Ieri mattina sulla prima del Corsera ho letto un interessante pezzo di Luca Gramellini, “I soliti sospetti”. Nella consueta rubrica “Il caffè”, la penna del quotidiano milanese ha commentato l’assoluzione di Kevin Spacey dopo anni di gogna mediatica.
Gramellini esordisce quasi scusandosi con sé stesso e con la sua professione: «In questi anni la viltà mi ha impedito di scrivere un pezzo a difesa di Kevin Spacey». In calce a questo intervento trovare l’articolo che stiamo commentando.
Man mano che la lettura proseguiva mi è stato impossibile non far aderire il discorso del giornalista alle vicende juventine di questi ultimi anni e, ahinoi, certamente a quelle dei prossimi. Come per l’attore americano, anche per la Juve vale la medesima disamina psico-sociologica, a maggior ragione in un ambiente in cui domina l’anti-tifo (odio) collettivo verso i colori bianconeri.
Gli anti-juventini sono «affascinati dal piacere perverso della maldicenza che gli avvisi di garanzia, anzi le semplici denunce, vengono interpretate dalla tribù giudicante dei social come una sentenza inappellabile di condanna».
Mi verrà obiettato che l’attore americano è stato assolto, mentre per la Juve non è intervenuta quasi mai una sentenza di assoluzione.

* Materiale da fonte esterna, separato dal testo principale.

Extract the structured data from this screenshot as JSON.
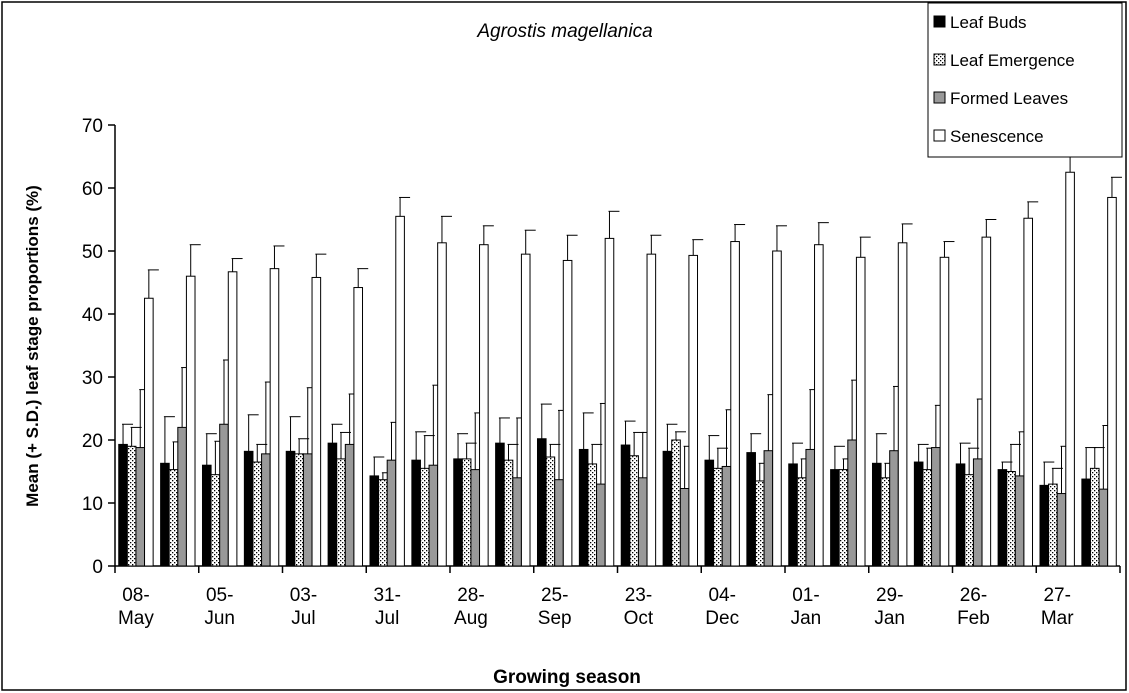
{
  "chart_data": {
    "type": "bar",
    "title": "Agrostis magellanica",
    "x_label": "Growing season",
    "y_label": "Mean (+ S.D.) leaf stage proportions (%)",
    "categories": [
      "08-\nMay",
      null,
      "05-\nJun",
      null,
      "03-\nJul",
      null,
      "31-\nJul",
      null,
      "28-\nAug",
      null,
      "25-\nSep",
      null,
      "23-\nOct",
      null,
      "04-\nDec",
      null,
      "01-\nJan",
      null,
      "29-\nJan",
      null,
      "26-\nFeb",
      null,
      "27-\nMar",
      null
    ],
    "series": [
      {
        "name": "Leaf Buds",
        "color": "#000000",
        "values": [
          19.3,
          16.3,
          16,
          18.2,
          18.2,
          19.5,
          14.3,
          16.8,
          17,
          19.5,
          20.2,
          18.5,
          19.2,
          18.2,
          16.8,
          18,
          16.2,
          15.3,
          16.3,
          16.5,
          16.2,
          15.3,
          12.8,
          13.8
        ],
        "errors": [
          3.2,
          7.4,
          5,
          5.8,
          5.5,
          3,
          3,
          4.5,
          4,
          4,
          5.5,
          5.8,
          3.8,
          4.3,
          3.9,
          3,
          3.3,
          3.7,
          4.7,
          2.8,
          3.3,
          1.2,
          3.7,
          5
        ]
      },
      {
        "name": "Leaf Emergence",
        "color": "#ffffff",
        "pattern": "dotted",
        "values": [
          19,
          15.3,
          14.5,
          16.5,
          17.8,
          17,
          13.7,
          15.5,
          17,
          16.8,
          17.3,
          16.2,
          17.5,
          20,
          15.5,
          13.5,
          14,
          15.3,
          14,
          15.3,
          14.5,
          15,
          13,
          15.5
        ],
        "errors": [
          3,
          4.4,
          5.3,
          2.8,
          2.4,
          4.2,
          1.1,
          5.2,
          2.5,
          2.5,
          2,
          3.1,
          3.7,
          1.3,
          3.2,
          2.8,
          3,
          1.7,
          2.3,
          3.4,
          4.2,
          4.3,
          2.5,
          3.3
        ]
      },
      {
        "name": "Formed Leaves",
        "color": "#999999",
        "values": [
          18.8,
          22,
          22.5,
          17.8,
          17.8,
          19.3,
          16.8,
          16,
          15.3,
          14,
          13.7,
          13,
          14,
          12.3,
          15.8,
          18.3,
          18.5,
          20,
          18.3,
          18.8,
          17,
          14.3,
          11.5,
          12.2
        ],
        "errors": [
          9.2,
          9.5,
          10.2,
          11.4,
          10.5,
          8,
          6,
          12.7,
          9,
          9.5,
          11,
          12.8,
          7.2,
          6.7,
          9,
          8.9,
          9.5,
          9.5,
          10.2,
          6.7,
          9.5,
          7,
          7.5,
          10.1
        ]
      },
      {
        "name": "Senescence",
        "color": "#ffffff",
        "values": [
          42.5,
          46,
          46.7,
          47.2,
          45.8,
          44.2,
          55.5,
          51.3,
          51,
          49.5,
          48.5,
          52,
          49.5,
          49.3,
          51.5,
          50,
          51,
          49,
          51.3,
          49,
          52.2,
          55.2,
          62.5,
          58.5
        ],
        "errors": [
          4.5,
          5,
          2.1,
          3.6,
          3.7,
          3,
          3,
          4.2,
          3,
          3.8,
          4,
          4.3,
          3,
          2.5,
          2.7,
          4,
          3.5,
          3.2,
          3,
          2.5,
          2.8,
          2.6,
          2.5,
          3.2
        ]
      }
    ],
    "ylim": [
      0,
      70
    ],
    "yticks": [
      0,
      10,
      20,
      30,
      40,
      50,
      60,
      70
    ],
    "legend": "top-right"
  }
}
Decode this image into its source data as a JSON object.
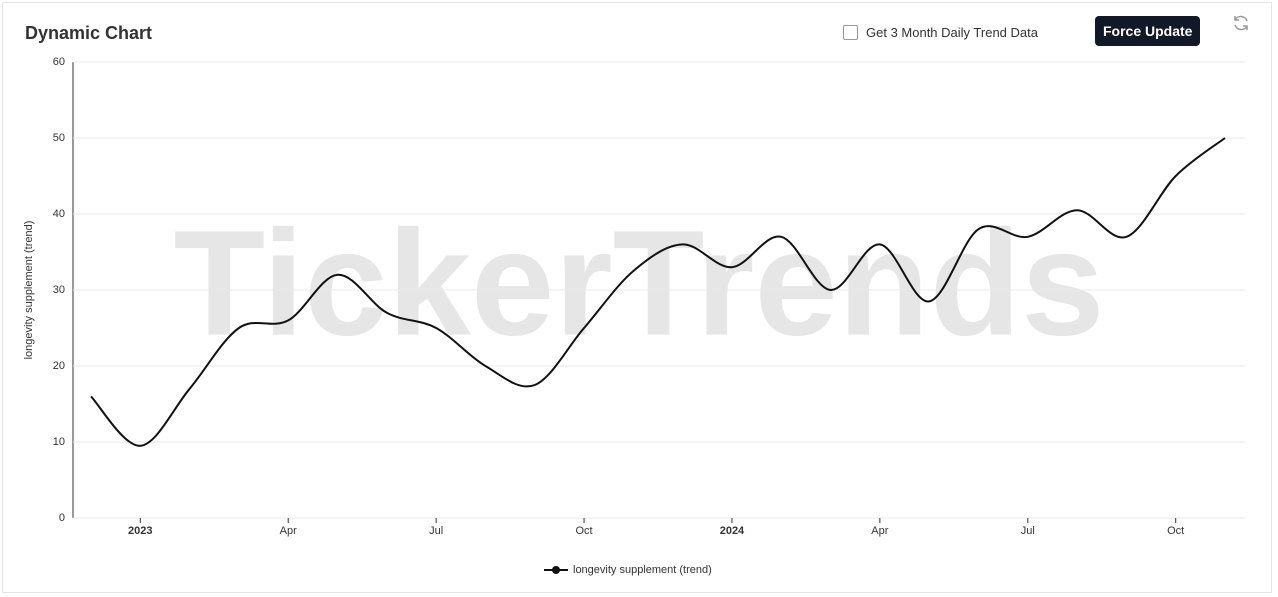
{
  "header": {
    "title": "Dynamic Chart",
    "checkbox_label": "Get 3 Month Daily Trend Data",
    "button": "Force Update"
  },
  "watermark": "TickerTrends",
  "chart_data": {
    "type": "line",
    "ylabel": "longevity supplement  (trend)",
    "x": [
      "2022-12",
      "2023-01",
      "2023-02",
      "2023-03",
      "2023-04",
      "2023-05",
      "2023-06",
      "2023-07",
      "2023-08",
      "2023-09",
      "2023-10",
      "2023-11",
      "2023-12",
      "2024-01",
      "2024-02",
      "2024-03",
      "2024-04",
      "2024-05",
      "2024-06",
      "2024-07",
      "2024-08",
      "2024-09",
      "2024-10",
      "2024-11"
    ],
    "series": [
      {
        "name": "longevity supplement  (trend)",
        "color": "#111111",
        "values": [
          16,
          9.5,
          17,
          25,
          26,
          32,
          27,
          25,
          20,
          17.5,
          25,
          32.5,
          36,
          33,
          37,
          30,
          36,
          28.5,
          38,
          37,
          40.5,
          37,
          45,
          50
        ]
      }
    ],
    "xlim": [
      "2022-12",
      "2024-11"
    ],
    "xticks": [
      {
        "value": "2023-01",
        "label": "2023"
      },
      {
        "value": "2023-04",
        "label": "Apr"
      },
      {
        "value": "2023-07",
        "label": "Jul"
      },
      {
        "value": "2023-10",
        "label": "Oct"
      },
      {
        "value": "2024-01",
        "label": "2024"
      },
      {
        "value": "2024-04",
        "label": "Apr"
      },
      {
        "value": "2024-07",
        "label": "Jul"
      },
      {
        "value": "2024-10",
        "label": "Oct"
      }
    ],
    "ylim": [
      0,
      60
    ],
    "yticks": [
      0,
      10,
      20,
      30,
      40,
      50,
      60
    ],
    "grid": true
  }
}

È vero, ma la differenza sta tutta
nell’esercizio di difesa, che, per quanto vada cianciando l’«Ingegnere gestionale» (Crazeology), la Juve non ha mai pienamente esercitato. Assoluzioni che non sarebbero state sufficienti agli occhi del sentimento popolare, ma che avrebbero però minato il consolidarsi di una cattiva leggenda raccontata in modo indefesso da una classe giornalistica che trova linfa e convinzioni dal silenzio della società bianconera.
Una situazione nella quale giudici - ordinari e sportivi- insieme agli operatori dell’informazione sportiva italiana finiscono per compiacersi, continuando a sovralimentare un tritacarne mediatico-giudiziario che macina sempre la solita vittima. Mai leggeremo un J’accuse a sé stessi come quello di Gramellini.